Le Premier Mont Fuji
Une réunion de famille pour le nouvel an, dans le temple familial près du Mont Fuji. L’occasion de parler du passé, des relations conflictuels entre frères ou belle-famille. Une petite chronique familiale assez anodine finalement, même si on y retrouve les thèmes chers à l’auteur.
Début de Printemps
Le narrateur apprend que le père d’un cousin lointain est atteint d’un cancer. Mais ni le malade, ni sa femme ne sont au courant, croyant à un rhume.
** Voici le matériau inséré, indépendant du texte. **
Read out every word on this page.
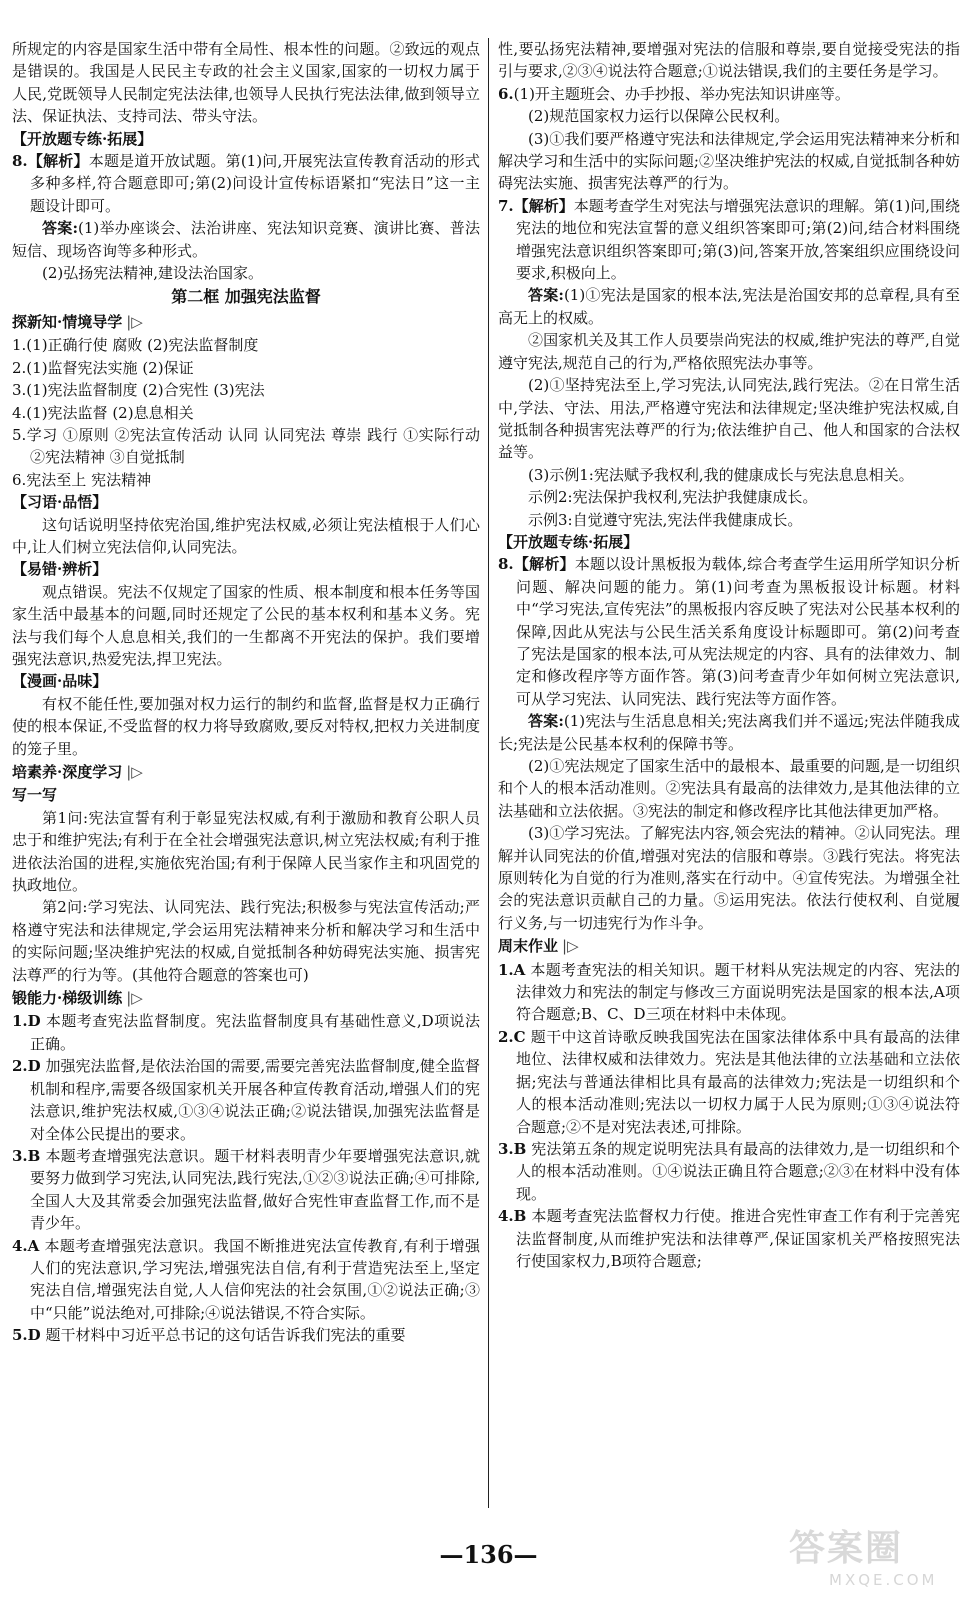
所规定的内容是国家生活中带有全局性、根本性的问题。②致远的观点是错误的。我国是人民民主专政的社会主义国家,国家的一切权力属于人民,党既领导人民制定宪法法律,也领导人民执行宪法法律,做到领导立法、保证执法、支持司法、带头守法。
【 开放题专练·拓展 】
8.【解析】本题是道开放试题。第(1)问,开展宪法宣传教育活动的形式多种多样,符合题意即可;第(2)问设计宣传标语紧扣“宪法日”这一主题设计即可。
答案:(1)举办座谈会、法治讲座、宪法知识竞赛、演讲比赛、普法短信、现场咨询等多种形式。
(2)弘扬宪法精神,建设法治国家。
第二框 加强宪法监督
探新知·情境导学 |▷
1.(1)正确行使 腐败 (2)宪法监督制度
2.(1)监督宪法实施 (2)保证
3.(1)宪法监督制度 (2)合宪性 (3)宪法
4.(1)宪法监督 (2)息息相关
5.学习 ①原则 ②宪法宣传活动 认同 认同宪法 尊崇 践行 ①实际行动 ②宪法精神 ③自觉抵制
6.宪法至上 宪法精神
【 习语·品悟 】
这句话说明坚持依宪治国,维护宪法权威,必须让宪法植根于人们心中,让人们树立宪法信仰,认同宪法。
【 易错·辨析 】
观点错误。宪法不仅规定了国家的性质、根本制度和根本任务等国家生活中最基本的问题,同时还规定了公民的基本权利和基本义务。宪法与我们每个人息息相关,我们的一生都离不开宪法的保护。我们要增强宪法意识,热爱宪法,捍卫宪法。
【 漫画·品味 】
有权不能任性,要加强对权力运行的制约和监督,监督是权力正确行使的根本保证,不受监督的权力将导致腐败,要反对特权,把权力关进制度的笼子里。
培素养·深度学习 |▷
写一写
第1问:宪法宣誓有利于彰显宪法权威,有利于激励和教育公职人员忠于和维护宪法;有利于在全社会增强宪法意识,树立宪法权威;有利于推进依法治国的进程,实施依宪治国;有利于保障人民当家作主和巩固党的执政地位。
第2问:学习宪法、认同宪法、践行宪法;积极参与宪法宣传活动;严格遵守宪法和法律规定,学会运用宪法精神来分析和解决学习和生活中的实际问题;坚决维护宪法的权威,自觉抵制各种妨碍宪法实施、损害宪法尊严的行为等。(其他符合题意的答案也可)
锻能力·梯级训练 |▷
1.D 本题考查宪法监督制度。宪法监督制度具有基础性意义,D项说法正确。
2.D 加强宪法监督,是依法治国的需要,需要完善宪法监督制度,健全监督机制和程序,需要各级国家机关开展各种宣传教育活动,增强人们的宪法意识,维护宪法权威,①③④说法正确;②说法错误,加强宪法监督是对全体公民提出的要求。
3.B 本题考查增强宪法意识。题干材料表明青少年要增强宪法意识,就要努力做到学习宪法,认同宪法,践行宪法,①②③说法正确;④可排除,全国人大及其常委会加强宪法监督,做好合宪性审查监督工作,而不是青少年。
4.A 本题考查增强宪法意识。我国不断推进宪法宣传教育,有利于增强人们的宪法意识,学习宪法,增强宪法自信,有利于营造宪法至上,坚定宪法自信,增强宪法自觉,人人信仰宪法的社会氛围,①②说法正确;③中“只能”说法绝对,可排除;④说法错误,不符合实际。
5.D 题干材料中习近平总书记的这句话告诉我们宪法的重要
性,要弘扬宪法精神,要增强对宪法的信服和尊崇,要自觉接受宪法的指引与要求,②③④说法符合题意;①说法错误,我们的主要任务是学习。
6.(1)开主题班会、办手抄报、举办宪法知识讲座等。
(2)规范国家权力运行以保障公民权利。
(3)①我们要严格遵守宪法和法律规定,学会运用宪法精神来分析和解决学习和生活中的实际问题;②坚决维护宪法的权威,自觉抵制各种妨碍宪法实施、损害宪法尊严的行为。
7.【解析】本题考查学生对宪法与增强宪法意识的理解。第(1)问,围绕宪法的地位和宪法宣誓的意义组织答案即可;第(2)问,结合材料围绕增强宪法意识组织答案即可;第(3)问,答案开放,答案组织应围绕设问要求,积极向上。
答案:(1)①宪法是国家的根本法,宪法是治国安邦的总章程,具有至高无上的权威。
②国家机关及其工作人员要崇尚宪法的权威,维护宪法的尊严,自觉遵守宪法,规范自己的行为,严格依照宪法办事等。
(2)①坚持宪法至上,学习宪法,认同宪法,践行宪法。②在日常生活中,学法、守法、用法,严格遵守宪法和法律规定;坚决维护宪法权威,自觉抵制各种损害宪法尊严的行为;依法维护自己、他人和国家的合法权益等。
(3)示例1:宪法赋予我权利,我的健康成长与宪法息息相关。
示例2:宪法保护我权利,宪法护我健康成长。
示例3:自觉遵守宪法,宪法伴我健康成长。
【 开放题专练·拓展 】
8.【解析】本题以设计黑板报为载体,综合考查学生运用所学知识分析问题、解决问题的能力。第(1)问考查为黑板报设计标题。材料中“学习宪法,宣传宪法”的黑板报内容反映了宪法对公民基本权利的保障,因此从宪法与公民生活关系角度设计标题即可。第(2)问考查了宪法是国家的根本法,可从宪法规定的内容、具有的法律效力、制定和修改程序等方面作答。第(3)问考查青少年如何树立宪法意识,可从学习宪法、认同宪法、践行宪法等方面作答。
答案:(1)宪法与生活息息相关;宪法离我们并不遥远;宪法伴随我成长;宪法是公民基本权利的保障书等。
(2)①宪法规定了国家生活中的最根本、最重要的问题,是一切组织和个人的根本活动准则。②宪法具有最高的法律效力,是其他法律的立法基础和立法依据。③宪法的制定和修改程序比其他法律更加严格。
(3)①学习宪法。了解宪法内容,领会宪法的精神。②认同宪法。理解并认同宪法的价值,增强对宪法的信服和尊崇。③践行宪法。将宪法原则转化为自觉的行为准则,落实在行动中。④宣传宪法。为增强全社会的宪法意识贡献自己的力量。⑤运用宪法。依法行使权利、自觉履行义务,与一切违宪行为作斗争。
周末作业 |▷
1.A 本题考查宪法的相关知识。题干材料从宪法规定的内容、宪法的法律效力和宪法的制定与修改三方面说明宪法是国家的根本法,A项符合题意;B、C、D三项在材料中未体现。
2.C 题干中这首诗歌反映我国宪法在国家法律体系中具有最高的法律地位、法律权威和法律效力。宪法是其他法律的立法基础和立法依据;宪法与普通法律相比具有最高的法律效力;宪法是一切组织和个人的根本活动准则;宪法以一切权力属于人民为原则;①③④说法符合题意;②不是对宪法表述,可排除。
3.B 宪法第五条的规定说明宪法具有最高的法律效力,是一切组织和个人的根本活动准则。①④说法正确且符合题意;②③在材料中没有体现。
4.B 本题考查宪法监督权力行使。推进合宪性审查工作有利于完善宪法监督制度,从而维护宪法和法律尊严,保证国家机关严格按照宪法行使国家权力,B项符合题意;
—136—	答案圈
MXQE.COM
Mais pourquoi sa tante veut-elle lui parler ? Une autre chronique familiale autour du patriarcat mais qui reste en surface.
Bientôt l’Automne
Le narrateur parle de son sevrage de l’alcool pour cause d’infection hépatite, et revient sur cette maladie d’enfance qui l’a empêché de faire la guerre, d’une tuberculose passée. Cela influe sur son comportement jusqu’à l’automne de sa vie. Il parle du vide dans sa vie dû à l’abstinence, ce qui aurait pu aussi être l’absence de travail. Mais aussi des mutations qui imprègne la japon moderne en filigrane. C’est bien du temps qui passe que l’on parle ici avec pudeur.
L’échantillon
Un peu comme un prolongement de ce qui précède, le narrateur est à l’hôpital. Mais cette fois il décrouvre que l’on a gardé des échantillons prélevés lors de son opération pour soigner sa tuberculose. C’est en rencontrant de nouveaux chirurgiens qu’il prend conscience du temps qui passe, de la technologie qui progresse, de la souffrance passée. Un récit éprouvant.
Cigale du Japon
Le narrateur se rend à la cérémonie de décès de sa cousine et se remémore sa vie passée, leurs relations, les liens familiaux. Il imagine aussi ce qu’il en sera du reste de sa vie en approchant de la soixantaine et angoisse sur la souffrance physique à venir tout en trouvant le réconfort à travers ses souvenirs. Touchant.
Pluie de Printemps
Cette fois le narrateur nous embarque dans une autre cérémonie de décès qui concerne une confrère écrivaine qu’il avait croisé et quelque peu humilié. Il se remémore alors cette tranche de vie et les raisons qui le poussent à venir à cette cérémonie, alors que la pluie se déchaîne. Une réflexion discrète sur ce qu’il reste de nous et sur notre vanité.
Le Mur blanc
Le narrateur est à l’hôpital pour des problèmes d’oreille. Il regarde une mante religieuse qui est venu dans sa chambre et se remémore le début de ses problèmes dans son enfance, pendant la guerre et remet son cas en perspective des autres patients.
Un Dîner en Bateau
Le narrateur est invité à voir un feu d’artifice sur un bateau restaurant naviguant sur la Sumida à Tokyo. L’occasion pour lui de se remémorer l’enfance et de voir l’évolution de la ville, de sa population. Des épisodes terribles parfois, où l’on croise la figure du père, en filigrane de beaucoup des nouvelles précédentes.
On retrouve tout au long de ces nouvelles très inspirées de la vie réelles de l’auteur, la guerre manquée, la maladie, la famille, l’âge. Si certaines des nouvelles sont assez banales en apparence, elles forment les briques d’un tout, ce qu’on appelle une œuvre. Nous sommes spectateurs de la vie de l’auteur dans cette sorte d’auto-fiction. Ce genre me met mal à l’aise d’habitude mais ici il y a un naturel et une sincérité saisissante. Cela renvoie aussi le lecteur à sa propre vie, aux aléas du quotidien et à relativiser dans une forme de pensée très japonaise. Les nouvelles sont tout de même générationnelles, comme un regard d’une génération née autour de la guerre et qui a reconstruit le pays.